If you are intrigued by the trend in visual art toward site-specific, mixed-media installation versus the more commonplace paintings, drawings, sculptures, etc., then you might want to check out three shows at the ASU Art Museum and the Scottsdale Museum of Contemporary Art.
First: “Wendy Maruyama: Executive Order 9066” at the Arizona State University Art Museum, running through January 4, 2014. It’s immediately obvious when you enter the gallery housing Maruyama’s work that you are about to experience the Japanese-American internments of World War II in a much different way. The artist has hung white luggage tags in haystack-like fashion from the ceiling, each tag bearing the name and destination of an internee — there must be thousands of them. The gallery walls showcase Maruyama’s wooden dioramas of deceptively pastoral scenes at the camps, along with family photographs and other memorabilia. In a corner of the gallery is a hovering of suitcases once owned by the many families who were rounded up and who suddenly suffered the humiliation of being seen as enemies. The suitcases jarringly reminded me of exhibits I have seen at Holocaust museums.
Executive Order 9066 refers to President Roosevelt’s February 1942 authorization of internment camps for 120,000 citizens and emigres from Japan during a time of tension with the Far East. A map as you enter the room is a cold reminder that Arizona was the site of camps at Poston and Gila River. The artist, by the way, is a third-generation Japanese-American and an art professor at San Diego State University.
Also at the ASU Art Museum is “Crafting a Continuum: Rethinking Contemporary Craft,” but only until Saturday, December 7. If you can, look at Christine Lee’s installation, “Shims: Thousands of Uses — Use #28,” which is a sly and wonderful arrangement of white-washed wooden shims packed like sardines onto 15 feet of wall.
Not an installation but still a highlight of “Contemporary Craft” is Tom Eckert’s “MM342 (Tank Chair),” a trompe l’oeil piece composed of bent, carved and turned maple — it’s a lifesize chair with Army tank wheels as legs. To me, it was both beautiful and alarming as I related it to the number of war veterans who are coming home to life in a wheelchair. Elsewhere in the exhibition, I enjoyed a grouping of vessels employing unusual materials; I’m talking salmon skin, hog gut, shoe leather laces, springs, staples and business cards. That’s “rethinking,” to say the least.

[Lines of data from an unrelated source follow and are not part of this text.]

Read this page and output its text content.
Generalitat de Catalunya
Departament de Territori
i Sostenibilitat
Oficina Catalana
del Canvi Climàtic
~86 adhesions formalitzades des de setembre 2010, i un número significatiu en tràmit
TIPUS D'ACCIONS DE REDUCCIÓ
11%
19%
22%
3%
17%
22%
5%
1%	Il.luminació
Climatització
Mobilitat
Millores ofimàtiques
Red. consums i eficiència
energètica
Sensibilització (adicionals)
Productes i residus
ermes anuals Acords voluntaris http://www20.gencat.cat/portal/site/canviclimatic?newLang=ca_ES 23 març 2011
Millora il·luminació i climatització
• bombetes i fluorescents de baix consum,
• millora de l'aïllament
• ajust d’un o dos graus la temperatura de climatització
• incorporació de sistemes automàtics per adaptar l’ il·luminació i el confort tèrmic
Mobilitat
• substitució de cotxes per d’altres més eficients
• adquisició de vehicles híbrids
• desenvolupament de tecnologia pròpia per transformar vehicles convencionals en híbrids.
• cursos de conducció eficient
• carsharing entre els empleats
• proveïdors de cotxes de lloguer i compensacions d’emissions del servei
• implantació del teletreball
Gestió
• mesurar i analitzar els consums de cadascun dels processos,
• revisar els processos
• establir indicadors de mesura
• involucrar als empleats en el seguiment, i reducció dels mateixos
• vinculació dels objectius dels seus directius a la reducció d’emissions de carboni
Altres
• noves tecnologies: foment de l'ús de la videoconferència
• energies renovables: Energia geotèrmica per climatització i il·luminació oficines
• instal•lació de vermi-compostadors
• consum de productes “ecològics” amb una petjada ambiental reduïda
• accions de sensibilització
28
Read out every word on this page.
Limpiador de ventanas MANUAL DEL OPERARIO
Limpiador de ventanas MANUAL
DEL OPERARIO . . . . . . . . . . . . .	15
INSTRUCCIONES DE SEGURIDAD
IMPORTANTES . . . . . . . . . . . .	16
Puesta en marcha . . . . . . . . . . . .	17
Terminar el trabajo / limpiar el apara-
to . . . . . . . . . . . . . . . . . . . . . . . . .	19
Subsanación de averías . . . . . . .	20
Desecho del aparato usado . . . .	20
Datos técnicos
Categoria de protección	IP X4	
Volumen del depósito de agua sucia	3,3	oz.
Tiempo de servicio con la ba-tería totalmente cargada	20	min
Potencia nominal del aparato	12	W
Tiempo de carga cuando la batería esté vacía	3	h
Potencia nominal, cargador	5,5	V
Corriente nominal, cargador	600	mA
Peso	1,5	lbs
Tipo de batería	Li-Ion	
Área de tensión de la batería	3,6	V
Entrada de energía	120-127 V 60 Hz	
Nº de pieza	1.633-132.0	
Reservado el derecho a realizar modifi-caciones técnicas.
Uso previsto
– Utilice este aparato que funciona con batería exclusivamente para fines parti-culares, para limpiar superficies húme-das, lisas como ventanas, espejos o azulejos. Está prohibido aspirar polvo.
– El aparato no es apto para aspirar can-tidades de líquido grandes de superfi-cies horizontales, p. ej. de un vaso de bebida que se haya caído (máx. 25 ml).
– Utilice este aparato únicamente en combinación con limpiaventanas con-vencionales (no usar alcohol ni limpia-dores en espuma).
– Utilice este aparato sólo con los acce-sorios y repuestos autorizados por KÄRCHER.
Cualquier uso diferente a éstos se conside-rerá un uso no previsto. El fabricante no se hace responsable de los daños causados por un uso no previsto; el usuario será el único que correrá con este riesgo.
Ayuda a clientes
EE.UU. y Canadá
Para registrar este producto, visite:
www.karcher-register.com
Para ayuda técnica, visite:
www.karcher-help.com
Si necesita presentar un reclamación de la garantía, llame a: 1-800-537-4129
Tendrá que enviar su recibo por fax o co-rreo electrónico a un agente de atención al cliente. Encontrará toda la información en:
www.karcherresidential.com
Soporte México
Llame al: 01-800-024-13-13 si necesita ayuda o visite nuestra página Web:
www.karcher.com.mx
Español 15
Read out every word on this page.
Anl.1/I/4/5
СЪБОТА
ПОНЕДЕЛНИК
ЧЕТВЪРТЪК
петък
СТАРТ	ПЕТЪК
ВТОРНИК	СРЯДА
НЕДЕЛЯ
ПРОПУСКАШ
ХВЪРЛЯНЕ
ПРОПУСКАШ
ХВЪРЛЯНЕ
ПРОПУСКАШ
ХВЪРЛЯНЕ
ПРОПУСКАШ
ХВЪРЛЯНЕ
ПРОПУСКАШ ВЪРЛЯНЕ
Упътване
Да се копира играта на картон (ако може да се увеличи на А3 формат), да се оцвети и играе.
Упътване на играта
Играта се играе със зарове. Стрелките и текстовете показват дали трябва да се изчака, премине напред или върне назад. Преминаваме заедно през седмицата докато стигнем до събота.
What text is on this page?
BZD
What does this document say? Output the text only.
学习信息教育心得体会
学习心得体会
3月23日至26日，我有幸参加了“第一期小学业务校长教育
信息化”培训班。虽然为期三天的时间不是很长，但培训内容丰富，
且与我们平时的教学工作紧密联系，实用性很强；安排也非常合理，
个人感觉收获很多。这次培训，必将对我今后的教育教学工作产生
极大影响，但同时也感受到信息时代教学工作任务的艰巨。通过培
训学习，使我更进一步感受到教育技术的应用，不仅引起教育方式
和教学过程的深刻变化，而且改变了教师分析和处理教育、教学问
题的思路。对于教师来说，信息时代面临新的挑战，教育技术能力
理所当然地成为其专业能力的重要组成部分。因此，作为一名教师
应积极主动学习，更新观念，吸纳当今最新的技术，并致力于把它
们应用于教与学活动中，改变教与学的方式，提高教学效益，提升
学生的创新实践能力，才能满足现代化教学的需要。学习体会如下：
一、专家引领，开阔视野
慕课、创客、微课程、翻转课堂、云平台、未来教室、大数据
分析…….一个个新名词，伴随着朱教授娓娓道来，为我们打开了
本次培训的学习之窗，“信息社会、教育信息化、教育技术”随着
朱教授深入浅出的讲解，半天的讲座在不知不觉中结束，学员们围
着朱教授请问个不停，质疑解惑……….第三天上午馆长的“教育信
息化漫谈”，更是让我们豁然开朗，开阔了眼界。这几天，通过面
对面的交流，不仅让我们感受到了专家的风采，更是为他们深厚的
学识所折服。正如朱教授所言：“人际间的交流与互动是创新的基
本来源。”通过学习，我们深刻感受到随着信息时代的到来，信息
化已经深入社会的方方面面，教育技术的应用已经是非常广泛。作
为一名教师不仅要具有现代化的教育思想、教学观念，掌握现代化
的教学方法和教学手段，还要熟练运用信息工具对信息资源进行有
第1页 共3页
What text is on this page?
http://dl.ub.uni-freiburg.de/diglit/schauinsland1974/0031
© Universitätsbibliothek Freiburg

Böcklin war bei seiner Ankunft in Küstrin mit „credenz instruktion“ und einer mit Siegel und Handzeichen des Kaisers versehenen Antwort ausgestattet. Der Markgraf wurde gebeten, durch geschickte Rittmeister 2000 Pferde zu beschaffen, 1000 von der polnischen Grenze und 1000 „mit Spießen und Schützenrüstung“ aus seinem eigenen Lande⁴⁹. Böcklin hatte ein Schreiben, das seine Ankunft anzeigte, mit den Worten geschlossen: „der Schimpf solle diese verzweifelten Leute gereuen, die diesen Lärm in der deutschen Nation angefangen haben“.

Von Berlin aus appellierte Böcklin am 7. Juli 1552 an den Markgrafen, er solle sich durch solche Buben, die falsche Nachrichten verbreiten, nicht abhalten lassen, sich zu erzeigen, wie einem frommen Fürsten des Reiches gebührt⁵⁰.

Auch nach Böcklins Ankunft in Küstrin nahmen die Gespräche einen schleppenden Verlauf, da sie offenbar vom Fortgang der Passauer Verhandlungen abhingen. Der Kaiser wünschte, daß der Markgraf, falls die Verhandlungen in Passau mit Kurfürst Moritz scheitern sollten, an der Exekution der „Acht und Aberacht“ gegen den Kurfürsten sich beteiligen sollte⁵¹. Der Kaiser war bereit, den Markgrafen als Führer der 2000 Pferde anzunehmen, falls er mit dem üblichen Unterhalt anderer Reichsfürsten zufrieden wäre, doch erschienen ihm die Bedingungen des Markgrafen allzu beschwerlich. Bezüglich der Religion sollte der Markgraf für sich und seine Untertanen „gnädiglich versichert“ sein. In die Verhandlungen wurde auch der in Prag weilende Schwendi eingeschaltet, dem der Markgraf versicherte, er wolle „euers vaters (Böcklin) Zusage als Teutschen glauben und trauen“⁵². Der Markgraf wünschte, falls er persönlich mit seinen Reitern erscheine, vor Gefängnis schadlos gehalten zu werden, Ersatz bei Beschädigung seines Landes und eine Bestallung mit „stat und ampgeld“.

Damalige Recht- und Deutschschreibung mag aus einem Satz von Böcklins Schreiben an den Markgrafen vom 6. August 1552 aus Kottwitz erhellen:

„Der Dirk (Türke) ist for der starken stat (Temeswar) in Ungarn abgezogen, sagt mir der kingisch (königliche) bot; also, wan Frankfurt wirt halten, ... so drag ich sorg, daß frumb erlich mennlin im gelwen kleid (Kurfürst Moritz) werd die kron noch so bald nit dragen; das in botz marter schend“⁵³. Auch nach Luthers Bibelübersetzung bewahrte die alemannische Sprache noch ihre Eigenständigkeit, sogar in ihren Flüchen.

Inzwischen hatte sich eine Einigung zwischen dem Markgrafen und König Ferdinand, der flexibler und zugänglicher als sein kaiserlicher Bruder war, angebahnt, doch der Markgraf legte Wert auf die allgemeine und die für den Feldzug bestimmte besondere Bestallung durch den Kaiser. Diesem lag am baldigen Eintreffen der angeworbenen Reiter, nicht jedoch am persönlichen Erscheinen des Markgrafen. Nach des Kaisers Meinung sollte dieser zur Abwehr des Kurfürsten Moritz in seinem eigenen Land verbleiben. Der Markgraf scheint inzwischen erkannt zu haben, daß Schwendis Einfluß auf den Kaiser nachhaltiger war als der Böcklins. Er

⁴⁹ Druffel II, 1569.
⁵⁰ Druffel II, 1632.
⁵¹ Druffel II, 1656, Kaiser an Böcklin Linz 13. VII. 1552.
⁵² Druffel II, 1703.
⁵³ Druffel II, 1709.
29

Second: See “Julianne Swartz: How Deep is Your” at the Scottsdale Museum of Contemporary Art before it leaves January 26, 2014. Not only is it a glowing example of what site-specific installation art is all about, but it is also family-friendly, with something to delight everyone. Get close to the freestanding sculptures and delicate mobiles to see and hear them. Yes, “hear” them; just don’t touch them.
The keynote work, as perhaps you’ve noticed from media coverage, is the title piece, for which Swartz has wound blue pipe through the innards and along the ceiling of the museum itself. The funnel at the end is there for you, my dears. Stick your head into it to hear snippets of that Bee Gees song, as well as John Lennon’s “Love.” Also, to heighten the emotional warmth, it’s OK to open “Box,” which lies nearby. I won’t spoil it by revealing what’s inside.
Swartz, a former Scottsdale resident and now internationally known multimedia artist, previously installed “How Deep is Your” at the DeCordova Sculpture Park outside of Boston.
But that’s not all, as far as site-specific work at SMoCA this season. Also see “Narrow Road to the Interior: Contemporary Japanese Artists,” on view until January 12, 2014. Along with the stunning yet delicate works in a variety of mediums, you will want to take a moment away from the seasonal hubbub to sit inside Masao Yamamoto’s site-specific installation of a teahouse. Remove your shoes, meditate upon the spare quality within, stare off into whatever, enjoy.
Wait, wait, there’s more: Come February 1, 2014, SMoCA will open “The Five Senses,” a whimsical installation of five rooms by five artists, each exploring one of the five senses. The artists include Janet Cardiff and Ernesto Neto. Yes, you will be able to taste; enough said.
Looking forward to these SMOCA exhibits!